Hello Linux Gurus,
I am seeking divine inspiration.
I don’t understand the apparent lack of hypervisor-based kernel protections in desktop Linux. It seems there is a significant opportunity for improvement beyond the basics of KASLR, stack canaries, and shadow stacks. However, I don’t see much work in this area on Linux desktop, and people who are much smarter than me develop for the kernel every day yet have not seen fit to produce some specific advanced protections at this time that I get into below. Where is the gap in my understanding? Is this task so difficult or costly that the open source community cannot afford it?
Windows PCs, recent Macs, iPhones, and a few Android vendors such as Samsung run their kernels atop a hypervisor. This design permits introspection and enforcement of security invariants from outside or underneath the kernel. Common mitigations include protection of critical data structures such as page table entries, function pointers, or SELinux decisions to raise the bar on injecting kernel code. Hypervisor-enforced kernel integrity appears to be a popular and at least somewhat effective mitigation although it doesn’t appear to be common on desktop Linux despite its popularity with other OSs.
Meanwhile, in the desktop Linux world, users are lucky if a distribution even implements secure boot and offers signed kernels. Popular software packages often require short-circuiting this mechanism so the user can build and install kernel modules, such as NVidia and VirtualBox drivers. SELinux is uncommon, ergo root access is more or less equivalent to the kernel privileges including introduction of arbitrary code into the kernel on most installations. TPM-based disk encryption is only officially supported experimentally by Ubuntu and is usually linked to secure boot, while users are largely on their own elsewhere. Taken together, this feels like a missed opportunity to implement additional defense-in-depth.
It’s easy to put code in the kernel. I can do it in a couple of minutes for a “hello world” module. It’s really cool that I can do this, but is it a good idea? Shouldn’t somebody try and stop me?
Please insert your unsigned modules into my brain-kernel. What have I failed to understand, or why is this the design of the kernel today? Is it an intentional omission? Is it somehow contrary to the desktop Linux ethos?

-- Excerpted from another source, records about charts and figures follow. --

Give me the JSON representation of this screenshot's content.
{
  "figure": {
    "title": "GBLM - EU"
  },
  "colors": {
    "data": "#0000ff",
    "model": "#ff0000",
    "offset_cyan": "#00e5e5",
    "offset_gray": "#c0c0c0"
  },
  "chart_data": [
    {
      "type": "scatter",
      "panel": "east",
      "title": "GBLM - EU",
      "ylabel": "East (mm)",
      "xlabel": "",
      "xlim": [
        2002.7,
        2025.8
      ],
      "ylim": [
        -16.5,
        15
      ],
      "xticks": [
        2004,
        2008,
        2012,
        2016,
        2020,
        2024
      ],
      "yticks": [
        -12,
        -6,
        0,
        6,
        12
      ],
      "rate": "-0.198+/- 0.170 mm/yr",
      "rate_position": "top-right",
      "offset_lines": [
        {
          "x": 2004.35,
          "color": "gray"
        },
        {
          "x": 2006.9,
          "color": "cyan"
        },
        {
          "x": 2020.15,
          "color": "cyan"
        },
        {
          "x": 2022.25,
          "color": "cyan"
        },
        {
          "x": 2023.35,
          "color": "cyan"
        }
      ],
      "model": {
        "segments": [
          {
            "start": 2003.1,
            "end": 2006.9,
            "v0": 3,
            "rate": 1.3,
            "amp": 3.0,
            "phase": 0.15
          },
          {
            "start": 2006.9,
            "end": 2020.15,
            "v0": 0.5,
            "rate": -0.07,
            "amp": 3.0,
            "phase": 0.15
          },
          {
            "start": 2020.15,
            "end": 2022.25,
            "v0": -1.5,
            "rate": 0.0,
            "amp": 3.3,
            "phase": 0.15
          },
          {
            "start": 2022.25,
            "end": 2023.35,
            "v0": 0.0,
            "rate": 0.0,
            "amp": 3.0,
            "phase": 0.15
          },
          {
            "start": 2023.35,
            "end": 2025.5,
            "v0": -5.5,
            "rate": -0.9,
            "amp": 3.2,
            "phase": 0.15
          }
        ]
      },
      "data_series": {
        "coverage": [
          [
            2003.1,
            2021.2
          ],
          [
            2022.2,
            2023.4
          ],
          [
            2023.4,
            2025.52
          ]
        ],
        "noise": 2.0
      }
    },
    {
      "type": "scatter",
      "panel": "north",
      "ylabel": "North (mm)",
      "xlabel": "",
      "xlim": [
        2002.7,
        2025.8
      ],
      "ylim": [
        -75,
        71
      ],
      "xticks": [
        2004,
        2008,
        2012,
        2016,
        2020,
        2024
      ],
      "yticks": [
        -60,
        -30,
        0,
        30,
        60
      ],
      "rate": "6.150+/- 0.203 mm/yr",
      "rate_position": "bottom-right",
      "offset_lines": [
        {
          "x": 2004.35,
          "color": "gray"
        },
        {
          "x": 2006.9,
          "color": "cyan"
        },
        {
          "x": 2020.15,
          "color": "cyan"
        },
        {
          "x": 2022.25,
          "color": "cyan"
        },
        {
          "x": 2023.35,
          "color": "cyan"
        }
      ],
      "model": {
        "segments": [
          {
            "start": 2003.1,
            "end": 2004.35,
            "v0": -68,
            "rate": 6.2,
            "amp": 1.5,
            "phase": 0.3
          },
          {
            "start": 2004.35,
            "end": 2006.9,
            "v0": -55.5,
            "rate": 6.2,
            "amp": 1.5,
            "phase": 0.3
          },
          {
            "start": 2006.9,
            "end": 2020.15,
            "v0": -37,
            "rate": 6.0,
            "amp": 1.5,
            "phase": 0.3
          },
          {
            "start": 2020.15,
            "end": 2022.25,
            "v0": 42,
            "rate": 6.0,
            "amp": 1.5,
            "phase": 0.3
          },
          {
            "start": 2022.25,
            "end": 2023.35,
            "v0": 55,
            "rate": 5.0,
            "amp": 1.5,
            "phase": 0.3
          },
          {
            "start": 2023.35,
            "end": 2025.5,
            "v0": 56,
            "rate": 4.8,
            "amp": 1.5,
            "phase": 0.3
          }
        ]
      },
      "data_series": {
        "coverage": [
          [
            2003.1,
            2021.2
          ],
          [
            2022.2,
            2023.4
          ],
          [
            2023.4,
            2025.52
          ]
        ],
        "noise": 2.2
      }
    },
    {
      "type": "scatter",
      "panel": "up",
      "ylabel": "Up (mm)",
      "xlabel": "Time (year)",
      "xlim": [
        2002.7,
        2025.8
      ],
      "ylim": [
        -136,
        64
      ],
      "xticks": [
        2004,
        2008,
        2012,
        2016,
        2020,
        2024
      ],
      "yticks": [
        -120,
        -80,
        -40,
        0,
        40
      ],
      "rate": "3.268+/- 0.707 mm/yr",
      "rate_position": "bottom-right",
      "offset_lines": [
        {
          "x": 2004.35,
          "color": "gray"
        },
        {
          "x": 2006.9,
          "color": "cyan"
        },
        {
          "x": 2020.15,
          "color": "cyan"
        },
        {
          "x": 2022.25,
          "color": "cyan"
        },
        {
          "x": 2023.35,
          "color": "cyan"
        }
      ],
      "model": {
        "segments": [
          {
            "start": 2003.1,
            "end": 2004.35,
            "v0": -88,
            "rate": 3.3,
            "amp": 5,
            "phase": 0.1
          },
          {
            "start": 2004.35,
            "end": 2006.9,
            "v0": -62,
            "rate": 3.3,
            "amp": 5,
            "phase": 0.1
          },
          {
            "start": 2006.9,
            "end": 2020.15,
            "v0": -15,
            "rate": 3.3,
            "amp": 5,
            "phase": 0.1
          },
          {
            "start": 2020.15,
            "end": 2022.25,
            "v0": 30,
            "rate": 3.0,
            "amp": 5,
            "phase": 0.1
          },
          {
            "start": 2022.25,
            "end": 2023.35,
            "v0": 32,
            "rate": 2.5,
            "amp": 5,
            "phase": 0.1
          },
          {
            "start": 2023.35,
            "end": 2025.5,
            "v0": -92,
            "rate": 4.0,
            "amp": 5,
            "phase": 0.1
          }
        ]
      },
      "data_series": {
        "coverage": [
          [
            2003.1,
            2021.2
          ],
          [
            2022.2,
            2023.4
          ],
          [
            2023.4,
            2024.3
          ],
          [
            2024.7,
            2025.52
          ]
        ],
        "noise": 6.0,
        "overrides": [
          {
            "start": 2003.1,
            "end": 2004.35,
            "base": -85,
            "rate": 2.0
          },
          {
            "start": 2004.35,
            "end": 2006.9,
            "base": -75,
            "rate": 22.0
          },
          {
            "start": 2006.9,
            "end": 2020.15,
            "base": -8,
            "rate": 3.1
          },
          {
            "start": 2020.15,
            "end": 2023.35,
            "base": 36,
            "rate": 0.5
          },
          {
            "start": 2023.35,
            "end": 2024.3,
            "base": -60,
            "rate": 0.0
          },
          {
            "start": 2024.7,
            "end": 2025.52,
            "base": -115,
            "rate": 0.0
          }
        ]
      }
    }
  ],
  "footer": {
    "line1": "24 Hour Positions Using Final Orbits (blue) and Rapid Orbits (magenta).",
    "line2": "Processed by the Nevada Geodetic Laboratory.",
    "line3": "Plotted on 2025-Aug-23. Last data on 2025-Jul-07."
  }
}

You absolutely can if you want to. Xen have been around for decades, most people that do GPU passthrough also kind of technically do that with pure Linux. Xen is the closest to what Microsoft does: technically you run Hyper-V then Windows on top, which is similar to Xen and the special dom0.
But fundamentally the hard part is, the freedoms of Linux brings in an infinite combination of possible distros, kernels, modules and software. Each module is compiled for the exact version of the kernel you run. The module must be signed by the same key as the kernel, and each distro have its own set of kernels and modules. Those keys needs to be trusted by the bootloader. So when you go try to download the new NVIDIA driver directly from their site, you run into problems. And somehow this entire mess needs to link back to one source of trust at the root of the chain.
Microsoft on the other hand controls the entire OS experience, so who signs what is pretty straightforward. Windows drivers are also very portable: one driver can work from Windows Vista to 11, so it’s easy to evaluate one developer and sign their drivers. That’s just one signature. And the Microsoft root cert is preloaded on every motherboard, so it just works.
So Linux distros that do support secure boot properly, will often have to prompt the user to install their own keys (which is UX nightmare of its own), because FOSS likes to do things right by giving full control to the user. Ideally you manage your own keys, so even a developer from a distro can’t build a signed kernel/module to exploit you, you are the root of trust. That’s also a UX nightmare because average users are good a losing keys and locking themselves out.
It’s kind of a huge mess in the end, to solve problems very few users have or care about. On Linux it’s not routine to install kernel mode malware like Vanguard or EAC. We use sandboxing a lot via Flatpak and Docker and the likes. You often get your apps from your distro which you trust, or from Flathub which you also trust. The kernel is very rarely compromised, and it’s pretty easy to cleanup afterwards too. It’s just not been a problem. Users running malware on Linux is already very rare, so protecting against rogue kernel modules and the likes just isn’t in need enough for anyone to be interested in spending the time to implement it.
But as a user armed with a lot of patience, you can make it all work and you’ll be the only one in the world that can get in. Secure boot with systemd-cryptenroll using the TPM is a fairly common setup. If you’re a corporate IT person you can lock down Linux a lot with secure boot, module signing, SELinux policies and restricted executables. The tools are all there for you to do it as a user, and you get to custom tailor it specifically for your environment too! You can remove every single driver and feature you don’t need from the kernel, sign that, and have a massively reduced attack surface. Don’t need modules? Disable runtime module loading entirely. Mount
/home
noexec. If you really care about security you can make it way, way stronger than Windows with everything enabled and you don’t even need an hypervisor to do that.